African CEOs chirpier about growth
African CEOs are more confident than their international counterparts about revenue growth over the next three years after the African free trade agreement (AfCTA) was signed, according to a PwC report released at the World Economic Forum in Africa this week.
Confidence about their organisation’s revenues has been above the global average since 2016, reaching 93% in 2019, eight percentage points above the global average, PwC Africa CEO Dion Shango said.
While trade in Africa forms less than 3% of global trade, CEOs are focused on opening their markets and the AfCTA is key to this activity, Shango said.
“There has been a resounding yes to this as a positive development … We have been hellbent on trading with everyone else around the globe except for ourselves,” Shango said.
“This presents a huge opportunity for trading with one another,” he said.
WE NEED TO SEE A HIGH LEVEL OF POLITICAL WILL FOR THIS TO WORK AND TO SEE ACTION ON THE GROUND
The agreement, which came into effect on May 30, aims to create a single continental market for goods and services.
“Of course, we have to temper our expectations. We need to see a high level of political will for this to work and to see action on the ground,” he said.
While there has been a record rise in pessimism from CEOs when asked about the global economy over the next 12 months, it is not as pronounced among Africa-based CEOs, Shango said.
According to the PwC report, 29% of global CEOs compared to 25% of African CEOs project a decrease in global economic growth.

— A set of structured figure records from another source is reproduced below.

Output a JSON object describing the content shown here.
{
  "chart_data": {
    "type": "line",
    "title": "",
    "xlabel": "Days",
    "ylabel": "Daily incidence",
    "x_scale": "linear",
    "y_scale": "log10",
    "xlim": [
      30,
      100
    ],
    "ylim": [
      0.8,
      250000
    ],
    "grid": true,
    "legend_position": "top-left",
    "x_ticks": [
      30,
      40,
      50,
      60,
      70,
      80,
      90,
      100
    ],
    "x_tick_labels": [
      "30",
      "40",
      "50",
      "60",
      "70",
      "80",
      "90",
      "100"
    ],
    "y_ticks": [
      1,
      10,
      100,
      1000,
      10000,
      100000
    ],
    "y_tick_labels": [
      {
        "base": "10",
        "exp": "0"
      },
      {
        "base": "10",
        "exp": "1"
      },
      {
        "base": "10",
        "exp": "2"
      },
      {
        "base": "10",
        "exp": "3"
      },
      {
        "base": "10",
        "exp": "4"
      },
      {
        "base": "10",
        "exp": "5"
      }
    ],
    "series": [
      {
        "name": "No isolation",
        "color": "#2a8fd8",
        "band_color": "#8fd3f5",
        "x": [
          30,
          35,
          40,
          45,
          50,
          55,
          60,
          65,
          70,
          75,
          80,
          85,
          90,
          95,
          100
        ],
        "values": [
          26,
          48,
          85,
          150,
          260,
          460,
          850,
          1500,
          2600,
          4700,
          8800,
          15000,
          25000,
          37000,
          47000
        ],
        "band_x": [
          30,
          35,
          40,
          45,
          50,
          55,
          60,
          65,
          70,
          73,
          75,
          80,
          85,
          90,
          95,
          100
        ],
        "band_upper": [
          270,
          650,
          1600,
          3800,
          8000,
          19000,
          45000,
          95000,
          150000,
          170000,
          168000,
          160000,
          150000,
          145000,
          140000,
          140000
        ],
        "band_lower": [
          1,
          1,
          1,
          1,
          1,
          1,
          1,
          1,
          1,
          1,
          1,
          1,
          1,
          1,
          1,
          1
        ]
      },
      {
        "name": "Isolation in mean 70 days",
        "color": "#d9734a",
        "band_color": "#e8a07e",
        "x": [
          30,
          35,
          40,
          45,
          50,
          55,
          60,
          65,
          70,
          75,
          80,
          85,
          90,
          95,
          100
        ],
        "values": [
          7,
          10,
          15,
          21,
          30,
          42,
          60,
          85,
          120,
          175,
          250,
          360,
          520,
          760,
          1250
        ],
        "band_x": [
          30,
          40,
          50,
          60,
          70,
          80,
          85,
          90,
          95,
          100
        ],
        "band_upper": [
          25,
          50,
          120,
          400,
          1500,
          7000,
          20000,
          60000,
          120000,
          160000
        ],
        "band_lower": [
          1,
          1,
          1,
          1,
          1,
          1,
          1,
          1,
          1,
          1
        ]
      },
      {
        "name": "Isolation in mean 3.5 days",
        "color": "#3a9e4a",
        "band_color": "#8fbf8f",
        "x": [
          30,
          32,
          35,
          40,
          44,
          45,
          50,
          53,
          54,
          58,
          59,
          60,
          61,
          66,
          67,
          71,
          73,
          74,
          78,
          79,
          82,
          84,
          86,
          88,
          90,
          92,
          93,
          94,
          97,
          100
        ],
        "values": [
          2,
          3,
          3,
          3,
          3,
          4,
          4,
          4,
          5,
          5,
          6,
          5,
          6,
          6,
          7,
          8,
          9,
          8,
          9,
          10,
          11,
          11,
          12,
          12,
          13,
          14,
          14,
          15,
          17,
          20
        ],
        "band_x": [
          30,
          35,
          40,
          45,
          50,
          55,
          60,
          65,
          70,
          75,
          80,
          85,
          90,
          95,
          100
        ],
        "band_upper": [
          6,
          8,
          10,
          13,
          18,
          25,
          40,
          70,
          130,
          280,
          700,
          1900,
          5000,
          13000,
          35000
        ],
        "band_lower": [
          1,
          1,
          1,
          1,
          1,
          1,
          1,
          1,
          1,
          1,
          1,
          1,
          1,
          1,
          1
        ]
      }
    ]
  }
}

Business leaders are focusing their efforts on staying within their own geographic borders for revenue growth, notes the report.
“This strategy is particularly relevant to CEOs in Africa who recognise the opportunity to build their own brands in markets where they have a stronghold and where there may be tremendous growth opportunities to be realised without much competition from global players,” the report says.
However, they remain concerned about policy uncertainty and excessive regulation as well as tax and fiscal pressure.
On Monday finance minister Tito Mboweni said SA would focus on leveraging the agreement, which it stands to gain the most from because of the country’s industrial base.